К тому же я сильно уставала: давала о себе знать шестимесячная беременность.
Приступы у Эдика продолжались; по настоянию Сперанского его, а значит и Сонечку, надо было как можно скорее вывезти на дачу. Дача была летней, и требовалось как можно скорее превратить ее в зимнюю.
Заниматься ремонтом Арося, из-за моей занятости, вынужден был в одиночку. Он мотался на дачу почти каждый вечер. Лишь изредка помогал ему брат Сея, а иногда и мои братья ― Алеша и Сима.
Президиум ВЦСПС наконец поставил в повестку дня «Выводы комиссии». Заседание вел Н. М. Шверник.
Для обсуждения пригласили директора издательства Е. О. Лернер, главного редактора Георгиади, Сорокина и меня. Москатов быстро зачитал результаты обследования деятельности издательства. Они полностью совпадали с тем, о чем писала я в докладной. Но выводы комиссии возмутили: в них предлагалось освободить от работы не только директора, но и главного редактора ― Георгиади.
Я не выдержала, подняла руку и попросила слова. Кивком головы Шверник разрешил мне говорить.
Я произнесла горячую речь, критикуя действия Лернер и защищая Георгиади, который не мог отвечать за работу директора, потому что он пришел в издательство всего три месяца назад.
Меня выслушали, и, пока я усаживалась на свое место, выводы комиссии без каких-либо поправок были поставлены на голосование и дружно утверждены. С минуту я сидела ошарашенная.
― Работники «Профиздата», приглашенные на заседание, могут быть свободны, ― сказал товарищ Шверник.
Я вскочила и, задевая животом стулья, ринулась по проходу прямо к нему, уперлась руками в стол и, глядя в упор в его удивительно яркие синие глаза, испуганно забегавшие под очками, почти закричала:
― А куда можно жаловаться на вас?
― Но почему? Чем вы недовольны?
― Как чем? За чужие грехи президиум наказал сейчас Георгиади, совсем неповинного в развале работы издательства! Кто же работать будет?
Подбежала Николаева К. Н[47]., тоже секретарь ВЦСПС, сильно хлопнула меня по плечу:
― А, молодежь! На вас надеемся!
― Ну и что, ― непочтительно обернулась я к ней, ― при чем тут молодежь, я спрашиваю, за что Георгиади наказан?
― Хорошо, хорошо, товарищ Нечепуренко, ― миролюбиво улыбаясь, заговорил Шверник. ― Мы учтем ваше заявление, разберемся!
― Я верю вам, спасибо! ― Крепко пожала его мягкую, протянутую мне руку, пошла к выходу, затылком ощущая удивленные взгляды.
― Ну и поведение! ― не преминул высказать свое осуждение Сорокин.

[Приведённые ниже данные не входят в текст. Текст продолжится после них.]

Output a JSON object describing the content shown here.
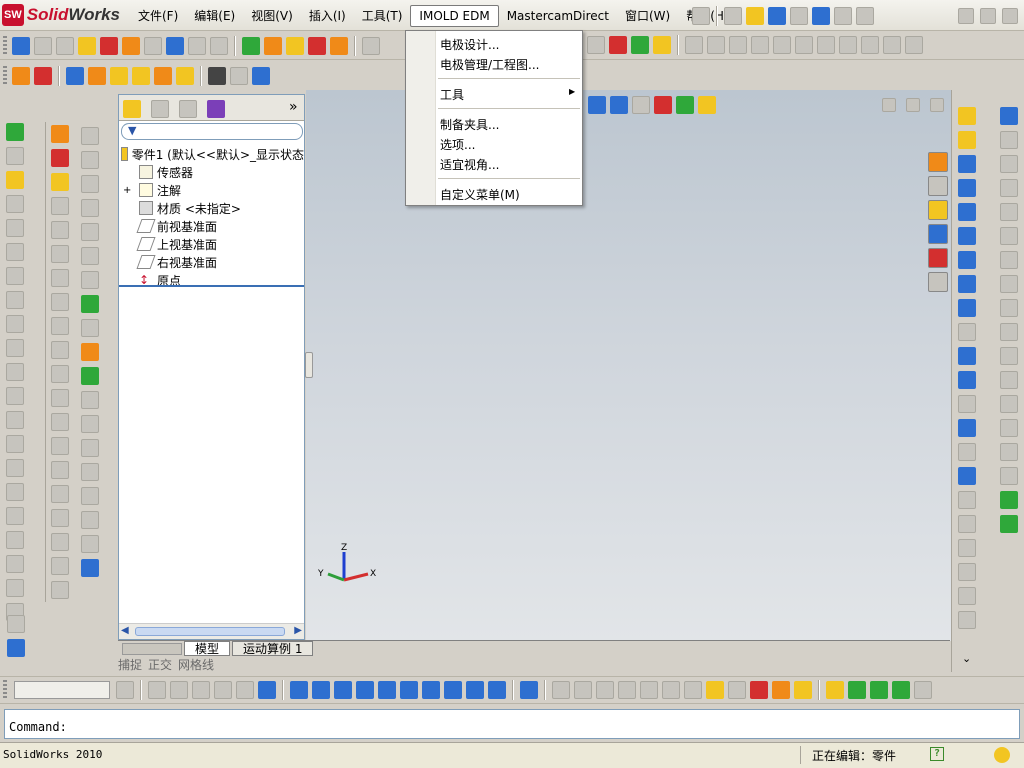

Но я была слишком возбуждена, чтобы вступать с ним в пререкания. Самолюбие мое было полностью удовлетворено, когда вскоре последовало решение оставить Георгиади главным редактором издательства. Не знаю, было ли это результатом моего «заступничества», но это было справедливо, и это радовало[48].
С той поры я просто влюбилась в Шверника и всегда тепло вспоминала его добрую улыбку, его ярко-синие глаза.